Actually yes, Ray Bourque was not a great playoff performer. Go look at the Bill Lindsay goal, the Brad May goal, Bourque burned for goals by mediocre players. He was lucky he was able to ride on Joe Sakics coat tails.....
Right, because getting burned once or twice (something that happens to every player, no matter how good) is what matters, not high end performances and carrying your team as far as it gets.
Bourque did the latter a ton, about as much as a non-goalie possibily could. Do you judge Patrick Roy based on his three Conn Smythe Trophies and multiple great playoffs runs, or the "statue of liberty" and following that getting torched by Detroit in game 7?
Greatness doesn't mean that you are flawless.
Will winning a Cup or not make a difference in perception? Yes.
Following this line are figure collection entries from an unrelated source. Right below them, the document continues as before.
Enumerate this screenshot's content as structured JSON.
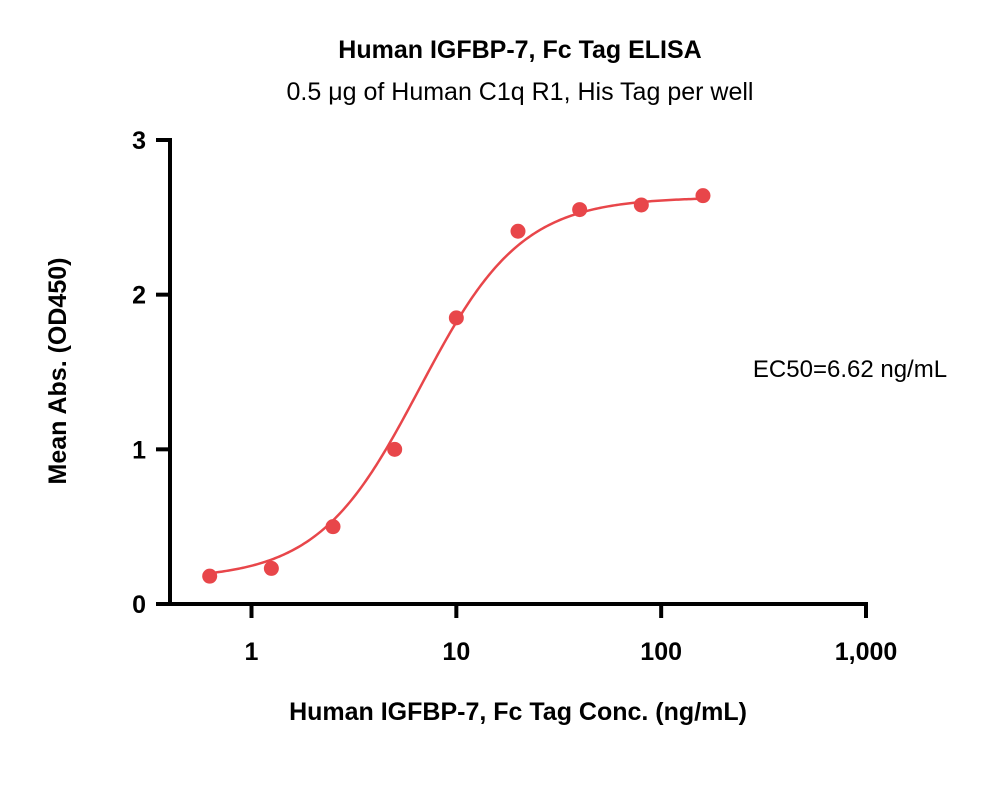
{
  "chart_data": {
    "type": "scatter",
    "title": "Human IGFBP-7, Fc Tag ELISA",
    "subtitle": "0.5 μg of Human C1q R1, His Tag per well",
    "xlabel": "Human IGFBP-7, Fc Tag Conc. (ng/mL)",
    "ylabel": "Mean Abs. (OD450)",
    "x_scale": "log",
    "xlim": [
      0.4,
      1000
    ],
    "ylim": [
      0,
      3
    ],
    "x_ticks": [
      1,
      10,
      100,
      1000
    ],
    "x_tick_labels": [
      "1",
      "10",
      "100",
      "1,000"
    ],
    "y_ticks": [
      0,
      1,
      2,
      3
    ],
    "y_tick_labels": [
      "0",
      "1",
      "2",
      "3"
    ],
    "grid": false,
    "annotation": "EC50=6.62 ng/mL",
    "ec50": 6.62,
    "series": [
      {
        "x": [
          0.625,
          1.25,
          2.5,
          5,
          10,
          20,
          40,
          80,
          160
        ],
        "y": [
          0.18,
          0.23,
          0.5,
          1.0,
          1.85,
          2.41,
          2.55,
          2.58,
          2.64
        ],
        "color": "#e8464a",
        "fit": "4PL"
      }
    ]
  }
}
Should it? No, absolutely not. It's people ignoring that one player cannot ever win on his own, and there are way too many of those. A team winning has no bearing on how well the player performed. Someone doesn't become a better alltime player just because he lucked himself into becoming a Cup-winner as a fading 4th liner when he got old.
Joe Thornton gets a lower standing because he got the reputation of a playoff-choker, not because he didn't win. He never quite managed to shake that label, though he did have quite a few good runs as well. You fail once or twice, even if it happened due to injury, and it takes a lot for people to forget about that.